Seni Ukir Jepara berkembang pada peralatan rumah tangga, misalnya almari, tempat tidur, kursi dan lain-lain. Bentuk ukirannya besar-besar.

Motif Ukiran Kudus

Rumah adat Kudus terdiri dari beberapa motif ukiran yang dipengaruhi budaya Cina, Hindu, Islam, Eropa.
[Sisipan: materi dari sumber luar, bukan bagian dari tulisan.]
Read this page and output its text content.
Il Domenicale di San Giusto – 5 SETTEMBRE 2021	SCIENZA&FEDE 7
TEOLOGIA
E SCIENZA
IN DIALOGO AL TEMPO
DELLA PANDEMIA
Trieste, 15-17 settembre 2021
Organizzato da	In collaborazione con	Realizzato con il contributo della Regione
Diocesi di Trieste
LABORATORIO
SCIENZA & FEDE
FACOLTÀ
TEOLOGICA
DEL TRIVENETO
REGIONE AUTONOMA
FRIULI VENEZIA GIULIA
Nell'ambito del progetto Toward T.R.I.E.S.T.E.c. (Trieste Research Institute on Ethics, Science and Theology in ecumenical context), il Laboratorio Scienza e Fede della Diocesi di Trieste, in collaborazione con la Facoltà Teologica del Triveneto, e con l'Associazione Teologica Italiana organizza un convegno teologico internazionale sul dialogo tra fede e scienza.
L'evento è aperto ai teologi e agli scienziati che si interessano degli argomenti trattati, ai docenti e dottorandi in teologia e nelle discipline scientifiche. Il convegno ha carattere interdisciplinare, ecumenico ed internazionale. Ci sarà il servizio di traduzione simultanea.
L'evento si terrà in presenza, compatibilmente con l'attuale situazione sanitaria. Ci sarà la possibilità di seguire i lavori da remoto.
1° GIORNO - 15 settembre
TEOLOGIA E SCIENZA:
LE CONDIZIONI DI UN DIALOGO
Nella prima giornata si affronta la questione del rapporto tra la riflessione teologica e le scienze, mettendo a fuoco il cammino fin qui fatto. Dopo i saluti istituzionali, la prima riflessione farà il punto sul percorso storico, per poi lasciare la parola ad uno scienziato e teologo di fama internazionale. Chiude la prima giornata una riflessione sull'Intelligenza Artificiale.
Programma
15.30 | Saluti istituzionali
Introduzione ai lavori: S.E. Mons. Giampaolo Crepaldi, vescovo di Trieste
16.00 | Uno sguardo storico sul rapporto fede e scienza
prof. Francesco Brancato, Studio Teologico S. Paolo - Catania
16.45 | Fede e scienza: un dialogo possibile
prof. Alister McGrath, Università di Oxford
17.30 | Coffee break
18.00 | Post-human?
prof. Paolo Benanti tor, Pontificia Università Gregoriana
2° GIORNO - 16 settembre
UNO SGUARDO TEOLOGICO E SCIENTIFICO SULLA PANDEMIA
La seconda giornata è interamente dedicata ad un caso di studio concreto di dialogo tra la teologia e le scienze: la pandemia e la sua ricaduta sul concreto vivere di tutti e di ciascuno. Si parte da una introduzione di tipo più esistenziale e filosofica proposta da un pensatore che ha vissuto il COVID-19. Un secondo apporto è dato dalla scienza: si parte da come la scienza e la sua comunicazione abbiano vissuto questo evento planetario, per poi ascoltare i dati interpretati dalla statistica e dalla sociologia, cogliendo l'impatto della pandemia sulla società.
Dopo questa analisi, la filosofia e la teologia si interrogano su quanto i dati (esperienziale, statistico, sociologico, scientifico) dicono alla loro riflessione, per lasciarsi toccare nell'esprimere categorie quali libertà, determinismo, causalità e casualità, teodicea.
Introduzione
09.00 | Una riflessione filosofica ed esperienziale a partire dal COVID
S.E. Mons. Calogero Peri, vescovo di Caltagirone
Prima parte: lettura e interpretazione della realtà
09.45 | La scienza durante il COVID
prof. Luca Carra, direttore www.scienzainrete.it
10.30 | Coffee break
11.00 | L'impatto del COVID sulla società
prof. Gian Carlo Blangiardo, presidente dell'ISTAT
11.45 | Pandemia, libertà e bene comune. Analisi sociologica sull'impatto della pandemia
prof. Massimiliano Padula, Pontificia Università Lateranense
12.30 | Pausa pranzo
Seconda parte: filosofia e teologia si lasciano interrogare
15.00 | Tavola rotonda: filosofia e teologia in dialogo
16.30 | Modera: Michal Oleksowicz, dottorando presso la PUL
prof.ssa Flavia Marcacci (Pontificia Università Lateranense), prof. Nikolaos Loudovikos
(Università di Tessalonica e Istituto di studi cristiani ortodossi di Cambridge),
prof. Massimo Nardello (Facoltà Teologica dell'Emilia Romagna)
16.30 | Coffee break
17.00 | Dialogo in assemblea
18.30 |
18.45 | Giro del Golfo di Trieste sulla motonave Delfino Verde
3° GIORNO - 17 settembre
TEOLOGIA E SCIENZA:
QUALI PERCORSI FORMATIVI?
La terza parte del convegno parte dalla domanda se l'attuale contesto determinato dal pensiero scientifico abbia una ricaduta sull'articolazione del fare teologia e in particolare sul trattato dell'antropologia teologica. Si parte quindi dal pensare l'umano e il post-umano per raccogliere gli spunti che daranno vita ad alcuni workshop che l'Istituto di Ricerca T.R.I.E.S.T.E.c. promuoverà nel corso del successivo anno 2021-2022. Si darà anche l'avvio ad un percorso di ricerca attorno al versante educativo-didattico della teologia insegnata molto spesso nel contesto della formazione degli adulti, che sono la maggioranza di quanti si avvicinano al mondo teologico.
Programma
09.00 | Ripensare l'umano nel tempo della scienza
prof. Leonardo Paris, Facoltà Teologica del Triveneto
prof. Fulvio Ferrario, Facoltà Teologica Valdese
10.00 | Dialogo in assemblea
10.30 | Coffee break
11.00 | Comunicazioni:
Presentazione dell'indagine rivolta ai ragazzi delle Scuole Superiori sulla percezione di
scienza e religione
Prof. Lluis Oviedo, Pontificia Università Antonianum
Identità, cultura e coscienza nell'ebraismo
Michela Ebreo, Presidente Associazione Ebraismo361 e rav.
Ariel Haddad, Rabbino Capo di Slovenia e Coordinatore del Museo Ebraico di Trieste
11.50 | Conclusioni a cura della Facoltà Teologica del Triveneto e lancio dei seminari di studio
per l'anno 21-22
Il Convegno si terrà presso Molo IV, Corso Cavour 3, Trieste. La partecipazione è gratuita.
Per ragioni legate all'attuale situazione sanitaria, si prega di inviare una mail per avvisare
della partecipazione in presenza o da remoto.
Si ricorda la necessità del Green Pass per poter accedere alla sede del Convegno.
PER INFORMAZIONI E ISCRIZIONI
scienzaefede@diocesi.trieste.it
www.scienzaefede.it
Motif dan gaya seni ukir tersebut adalah :
1. Motif China berupa ukiran naga yang terletak pada bangku kecil untuk masuk ruang dalam
2. Motif Hindu digambarkan dalam bentuk perpaduan yang terdapat di gebyok ( pembatas antara ruang Jogo Satru dan ruang dalam )
3. Motif Persia / Islam digambarkan dalam bentuk bunga, terdapat dalam ruang Jogo Satru
4. Motif Eropa digambarkan dalam bentuk mahkota yang terdapat diatas pintu masuk ke gedongan.
ragam hias ukiran, misalnya : pola kala dan gajah penunggu, rangkaian bunga melati (sekar rinonce), motif ular naga, buah nanas (sarang lebah), motif burung phoenix, dan lain-lain.

Bentuk Rumah Adat Kudus

Bentuk rumah adat Kudus adalah Joglo Pencu yang berpenampilan perkasa serta anggun. Rumah joglo Pencu tampak menjulang tinggi. Atap rumah adat dibuat dari genteng sedangkan diatas genteng masih bertengger gendeng yang pada umumnya kepala gendeng bermotif tumbuh-tumbuhan ( sulur-suluran ) sebagai ciri budaya Islam. Ada beberapa jenis gendeng yaitu gendeng wedok ( gelung cekak), gendeng gajah ( gendeng pendamping dibubungan atap ), gendeng raja ( gendeng tengah pada bubungan atap). Pada puncak atap bertengger gendeng raja dengan motif tumbuh-tumbuhan. Fisik bangunan rumah adat Kudus berdiri diatas landasan alas yang terdiri dari 5 trap diatas permukaan tanah yaitu bancik kapisan ( trap terbawah ), bancik kapindo ( kedua ), bancik katelu ( ketiga ), Jogan Jogosatru ( trap lantai ruang depan ), Jogan Lebet ( trap lantai ruang dalam ). Tata rumah adat Kudus tampak sederhana, dan terdiri beberapa ruangan yaitu : Jogo satru yaitu ruangan depan yang sekarang difungsikan sebagai ruang tamu. Didalam ruangan Jogo satru terdapat satu tiang yang disebut Soko Geder. Ruang dalam ( inti ) berfungsi sebagai kamar-kamar dan gedongan ( kamar utama ) yang digunakan untuk menyimpan kekayaan dan sebagai kamar tidur kepala keluarga. Diruang dalam ini terdapat kerangka bangunan yang ditumpu oleh 4 buah sokoguru. Diatas keempat soko guru terdapat Pangeret Tumpang Songo ( kamuncak berlapis sembilan ) yang semakin keatas semakin mengecil. Pawon ( ruang keluarga ) digunakan untuk aktifitas keluarga ( ruang makan, ruang bermain anak dan dapur ).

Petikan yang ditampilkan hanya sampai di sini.